Giampiero Parete, il cuoco sopravvissuto al Rigopiano con la famiglia (Ansa)
Firenze, 24 gennaio 2017 - I vigili del fuoco dell'Usar di Firenze e Pisa sono tornati dall'Abruzzo dopo aver lavorato 5 giorni senza sosta all'hotel Rigopiano.
Le immagini e i ricordi dei primi soccorritori dei vigili del fuoco entrati nei resti dell'hotel di Rigopiano saranno fondamentali anche per il pm titolare dell'inchiesta. Gli uomini dell'Usar di Firenze e Pisa, tra i primi ad entrare in quella montagna di cemento e neve, ne sono consapevoli e, anche se il primo loro pensiero è sempre quello di salvare quante più vite possibile, all'interno della squadra ci sono gli esperti di topografia applicata al soccorso (il nucleo Tas).
Il loro primo lavoro consiste proprio nel ricostruire gli spazi per aiutare i colleghi a muoversi all'interno degli stretti cunicoli per cercare superstiti ed eventuali vittime, ma anche predisporre carte e relazioni che poi saranno trasferite alla procura competente. A spiegare questo lavoro è l'ingegner Nicola Cianneli, team leader della squadra Usar di Firenze e Pisa, rientrato ieri sera a Firenze con i 33 colleghi che per 5 giorni hanno lavorato.
"È chiaro che fin dal primo momento lavoriamo sapendo bene anche quanto servirà al pm e cosa ci chiederà": dai telefonini ritrovati sotto le macerie "fino ai luoghi precisi in cui sono stati ritrovati i superstiti e i corpi di quanti non ce l'hanno fatta", spiega Cianneli. Lui non entra, volutamente, nei particolari e preferisce evitare dichiarazioni sulla localizzazione dell'ormai ex hotel: il nostro lavoro è solo di supporto al magistrato.
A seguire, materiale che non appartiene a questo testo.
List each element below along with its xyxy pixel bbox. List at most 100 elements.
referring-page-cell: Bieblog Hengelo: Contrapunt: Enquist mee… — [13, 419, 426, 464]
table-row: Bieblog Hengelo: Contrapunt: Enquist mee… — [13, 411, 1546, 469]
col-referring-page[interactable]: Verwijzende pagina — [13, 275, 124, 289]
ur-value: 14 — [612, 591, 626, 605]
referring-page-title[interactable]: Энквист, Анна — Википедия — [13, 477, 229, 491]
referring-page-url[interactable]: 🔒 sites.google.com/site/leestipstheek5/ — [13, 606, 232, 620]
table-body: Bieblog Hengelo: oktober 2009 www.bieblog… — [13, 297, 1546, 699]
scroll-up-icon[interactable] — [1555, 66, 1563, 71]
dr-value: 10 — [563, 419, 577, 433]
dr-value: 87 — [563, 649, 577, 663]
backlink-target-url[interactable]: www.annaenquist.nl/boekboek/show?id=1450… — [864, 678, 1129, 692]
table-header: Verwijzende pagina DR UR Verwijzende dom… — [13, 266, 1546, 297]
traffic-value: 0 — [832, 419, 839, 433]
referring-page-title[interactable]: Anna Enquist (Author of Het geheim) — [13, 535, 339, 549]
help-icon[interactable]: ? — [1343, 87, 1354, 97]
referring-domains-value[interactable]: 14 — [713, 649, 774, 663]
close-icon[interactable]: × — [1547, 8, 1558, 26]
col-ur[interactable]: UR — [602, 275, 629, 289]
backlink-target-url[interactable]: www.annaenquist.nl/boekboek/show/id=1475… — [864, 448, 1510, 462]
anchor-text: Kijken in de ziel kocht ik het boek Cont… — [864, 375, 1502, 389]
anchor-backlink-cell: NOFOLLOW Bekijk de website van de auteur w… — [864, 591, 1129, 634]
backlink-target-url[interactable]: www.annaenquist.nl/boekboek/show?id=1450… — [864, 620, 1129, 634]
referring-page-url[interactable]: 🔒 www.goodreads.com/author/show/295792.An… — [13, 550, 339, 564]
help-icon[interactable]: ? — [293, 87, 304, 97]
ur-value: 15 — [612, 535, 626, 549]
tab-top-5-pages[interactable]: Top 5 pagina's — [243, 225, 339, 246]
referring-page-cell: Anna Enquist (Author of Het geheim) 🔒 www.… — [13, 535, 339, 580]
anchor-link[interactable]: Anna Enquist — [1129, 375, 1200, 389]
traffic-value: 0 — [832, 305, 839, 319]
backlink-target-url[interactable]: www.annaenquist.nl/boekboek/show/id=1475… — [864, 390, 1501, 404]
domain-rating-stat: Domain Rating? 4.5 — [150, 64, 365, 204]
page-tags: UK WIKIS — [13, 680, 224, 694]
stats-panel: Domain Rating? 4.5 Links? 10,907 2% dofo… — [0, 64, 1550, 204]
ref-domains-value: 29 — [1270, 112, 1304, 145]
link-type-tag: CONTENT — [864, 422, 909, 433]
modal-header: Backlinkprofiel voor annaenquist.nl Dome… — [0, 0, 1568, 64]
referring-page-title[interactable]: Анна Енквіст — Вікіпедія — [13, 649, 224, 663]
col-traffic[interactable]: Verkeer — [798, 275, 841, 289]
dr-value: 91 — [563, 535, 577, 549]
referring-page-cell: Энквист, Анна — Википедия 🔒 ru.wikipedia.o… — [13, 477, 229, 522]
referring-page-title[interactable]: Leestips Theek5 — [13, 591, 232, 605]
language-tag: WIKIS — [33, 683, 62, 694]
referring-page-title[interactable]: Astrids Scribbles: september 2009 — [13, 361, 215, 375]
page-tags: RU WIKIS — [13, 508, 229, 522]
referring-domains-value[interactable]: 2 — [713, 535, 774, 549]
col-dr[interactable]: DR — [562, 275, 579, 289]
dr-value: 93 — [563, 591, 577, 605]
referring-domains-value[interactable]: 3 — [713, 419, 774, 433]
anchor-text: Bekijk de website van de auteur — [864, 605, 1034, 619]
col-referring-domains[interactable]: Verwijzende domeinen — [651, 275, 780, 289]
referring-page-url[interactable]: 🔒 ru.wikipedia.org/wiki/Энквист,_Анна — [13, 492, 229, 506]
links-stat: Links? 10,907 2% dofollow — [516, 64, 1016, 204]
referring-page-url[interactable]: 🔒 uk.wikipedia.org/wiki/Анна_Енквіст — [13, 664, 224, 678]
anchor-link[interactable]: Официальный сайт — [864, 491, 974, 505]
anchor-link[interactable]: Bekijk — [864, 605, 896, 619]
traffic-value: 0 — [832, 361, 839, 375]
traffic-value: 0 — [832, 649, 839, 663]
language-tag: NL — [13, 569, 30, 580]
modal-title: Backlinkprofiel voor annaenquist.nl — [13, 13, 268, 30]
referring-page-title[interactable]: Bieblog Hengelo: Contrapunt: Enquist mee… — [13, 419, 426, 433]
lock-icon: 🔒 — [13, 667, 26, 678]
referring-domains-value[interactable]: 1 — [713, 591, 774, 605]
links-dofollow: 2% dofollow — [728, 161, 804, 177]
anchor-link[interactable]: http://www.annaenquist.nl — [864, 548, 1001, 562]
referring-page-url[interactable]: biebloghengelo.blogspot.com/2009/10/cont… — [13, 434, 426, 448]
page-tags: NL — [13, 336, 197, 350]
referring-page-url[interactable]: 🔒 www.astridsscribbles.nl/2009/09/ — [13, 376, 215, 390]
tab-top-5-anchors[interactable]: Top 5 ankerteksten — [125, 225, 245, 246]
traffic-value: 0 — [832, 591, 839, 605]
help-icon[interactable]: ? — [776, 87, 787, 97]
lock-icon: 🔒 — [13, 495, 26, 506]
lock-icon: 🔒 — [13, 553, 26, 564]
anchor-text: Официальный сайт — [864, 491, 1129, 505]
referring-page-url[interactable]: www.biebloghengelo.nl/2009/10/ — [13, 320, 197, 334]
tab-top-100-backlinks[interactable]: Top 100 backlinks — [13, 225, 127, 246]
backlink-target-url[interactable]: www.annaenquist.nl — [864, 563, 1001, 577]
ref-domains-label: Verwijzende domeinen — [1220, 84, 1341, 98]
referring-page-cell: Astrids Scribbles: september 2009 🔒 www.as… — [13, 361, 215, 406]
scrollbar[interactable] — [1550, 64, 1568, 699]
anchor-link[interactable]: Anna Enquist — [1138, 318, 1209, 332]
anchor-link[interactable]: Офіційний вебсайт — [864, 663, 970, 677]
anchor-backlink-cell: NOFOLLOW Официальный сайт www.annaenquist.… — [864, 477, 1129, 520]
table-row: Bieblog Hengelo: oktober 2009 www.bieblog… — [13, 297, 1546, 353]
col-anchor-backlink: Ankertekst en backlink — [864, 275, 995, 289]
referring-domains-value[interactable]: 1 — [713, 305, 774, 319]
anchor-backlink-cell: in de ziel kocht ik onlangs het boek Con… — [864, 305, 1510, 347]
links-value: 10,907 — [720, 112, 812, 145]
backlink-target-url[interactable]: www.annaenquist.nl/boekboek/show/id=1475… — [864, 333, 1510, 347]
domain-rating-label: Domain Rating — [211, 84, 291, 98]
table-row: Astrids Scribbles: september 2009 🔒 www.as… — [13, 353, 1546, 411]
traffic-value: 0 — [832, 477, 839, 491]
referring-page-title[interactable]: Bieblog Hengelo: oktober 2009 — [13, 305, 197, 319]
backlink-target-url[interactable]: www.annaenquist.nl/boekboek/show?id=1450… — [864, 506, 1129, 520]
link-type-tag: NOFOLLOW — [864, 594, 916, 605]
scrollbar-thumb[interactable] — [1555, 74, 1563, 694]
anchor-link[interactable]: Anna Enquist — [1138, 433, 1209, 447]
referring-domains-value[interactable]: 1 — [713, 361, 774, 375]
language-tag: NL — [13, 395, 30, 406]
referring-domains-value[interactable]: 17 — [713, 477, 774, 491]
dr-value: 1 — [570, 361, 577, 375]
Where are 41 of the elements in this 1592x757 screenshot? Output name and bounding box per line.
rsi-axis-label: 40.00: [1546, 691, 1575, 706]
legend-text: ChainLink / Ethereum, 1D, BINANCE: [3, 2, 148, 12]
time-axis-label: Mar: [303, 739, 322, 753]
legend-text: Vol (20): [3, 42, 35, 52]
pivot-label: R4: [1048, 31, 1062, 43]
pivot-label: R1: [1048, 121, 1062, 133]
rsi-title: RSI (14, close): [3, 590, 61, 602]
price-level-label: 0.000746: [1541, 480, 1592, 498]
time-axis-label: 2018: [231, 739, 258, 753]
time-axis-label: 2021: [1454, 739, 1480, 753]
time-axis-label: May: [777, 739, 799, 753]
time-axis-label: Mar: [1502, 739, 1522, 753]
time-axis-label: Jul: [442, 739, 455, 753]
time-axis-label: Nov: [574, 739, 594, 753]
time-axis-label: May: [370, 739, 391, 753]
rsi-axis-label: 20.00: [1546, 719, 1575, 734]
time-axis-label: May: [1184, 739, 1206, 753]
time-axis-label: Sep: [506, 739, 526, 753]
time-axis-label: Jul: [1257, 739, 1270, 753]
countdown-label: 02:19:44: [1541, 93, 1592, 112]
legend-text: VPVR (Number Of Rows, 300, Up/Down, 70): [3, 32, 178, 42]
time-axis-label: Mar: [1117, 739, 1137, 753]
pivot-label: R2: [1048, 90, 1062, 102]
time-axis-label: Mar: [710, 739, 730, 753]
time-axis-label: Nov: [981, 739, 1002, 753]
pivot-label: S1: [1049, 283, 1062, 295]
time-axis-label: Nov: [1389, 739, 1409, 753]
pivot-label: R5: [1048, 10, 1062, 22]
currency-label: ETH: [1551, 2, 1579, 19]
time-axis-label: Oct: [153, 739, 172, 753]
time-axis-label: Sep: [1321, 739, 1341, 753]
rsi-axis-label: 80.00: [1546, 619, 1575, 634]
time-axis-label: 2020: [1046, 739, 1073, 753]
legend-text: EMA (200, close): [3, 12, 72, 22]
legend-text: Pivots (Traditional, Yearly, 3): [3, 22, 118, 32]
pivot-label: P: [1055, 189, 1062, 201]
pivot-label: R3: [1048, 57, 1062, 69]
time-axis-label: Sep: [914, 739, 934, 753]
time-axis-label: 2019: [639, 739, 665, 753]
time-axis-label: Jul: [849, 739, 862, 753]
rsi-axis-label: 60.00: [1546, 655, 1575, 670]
Ogni tipo di valutazione sulla sicurezza dell'hotel nei giorni e nei mesi precedenti "non spetta a noi".
"I vigili del fuoco, in una tragedia come questa - prosegue Ciannelli ricordando che hanno anche compiti di polizia giudiziaria - devono piuttosto pensare a dove sono stati trovati vivi i bambini, alle posizioni dei due fidanzati Giorgia Galassi e Vincenzo Forti, a come hanno retto i muri di cemento e le altre strutture più o meno portanti. Tutte notizie importanti per capire cosa è successo".
Negli occhi dei vigili del fuoco la stanchezza è ancora evidente: "Poco, poco di tutto", rispondono a chi chiede loro quanto sono riusciti a dormire e mangiare nei cinque giorni in cui hanno lavorato alla ricerca dei superstiti della valanga che si è abbattuta sull'hotel di Rigopiano. Ma in tutti loro c'è la gioia di aver contribuito a salvare delle vite, e il rammarico per quanti invece non ce l'hanno fatta.
Per tutti parla Riccardo Leoncini che con due colleghi, uno di Torino e uno di Pisa, era all'interno di uno dei cunicoli che i vigili del fuoco hanno aperto per entrare all'interno della struttura quando "abbiamo sentito la voce della signora Adriana (nella foto), che era in uno spazio angusto con il figlio Gianfilippo", e lei "era in contatto con la figlia e gli altri due bambini, ma non riusciva a vederli, e aveva sentito pure i due fidanzati, Vincenzo Forti e Giorgia Galassi".
"L'adrenalina in quel momento sale e devi stare ancora più attento a non fare mosse avventate che potrebbero mettere a rischio le persone che vuoi salvare e noi stessi - aggiunge Leoncini che vorrebbe citare uno per uno tutti i colleghi che erano lì con lui - perché tutti hanno avuto un ruolo".
Di quel momento ricorda in particolare gli occhi di Gianfilippo, "sembravano quelli di un gufo, di una civetta», spiega per evidenziare come il piccolo ha reagito alle luci dopo 48 ore passate nell'oscurità. Leoncini è sposato e ha una figlia di 17 anni e spesso il pensiero, in quei momenti, va a loro: "Ci pensi e contemporaneamente cerchi di non pensarci. A volte, però, è proprio il loro pensiero che ti spinge a cercare di salvare altre vite", conclude. Del resto, come spiega il team leader della squadra Usar, l'ingegner Nicola Ciannelli, "la paura è un sentimento che deve accompagnarci e ci accompagna sempre. Anche questa fa parte del nostro addestramento", conclude.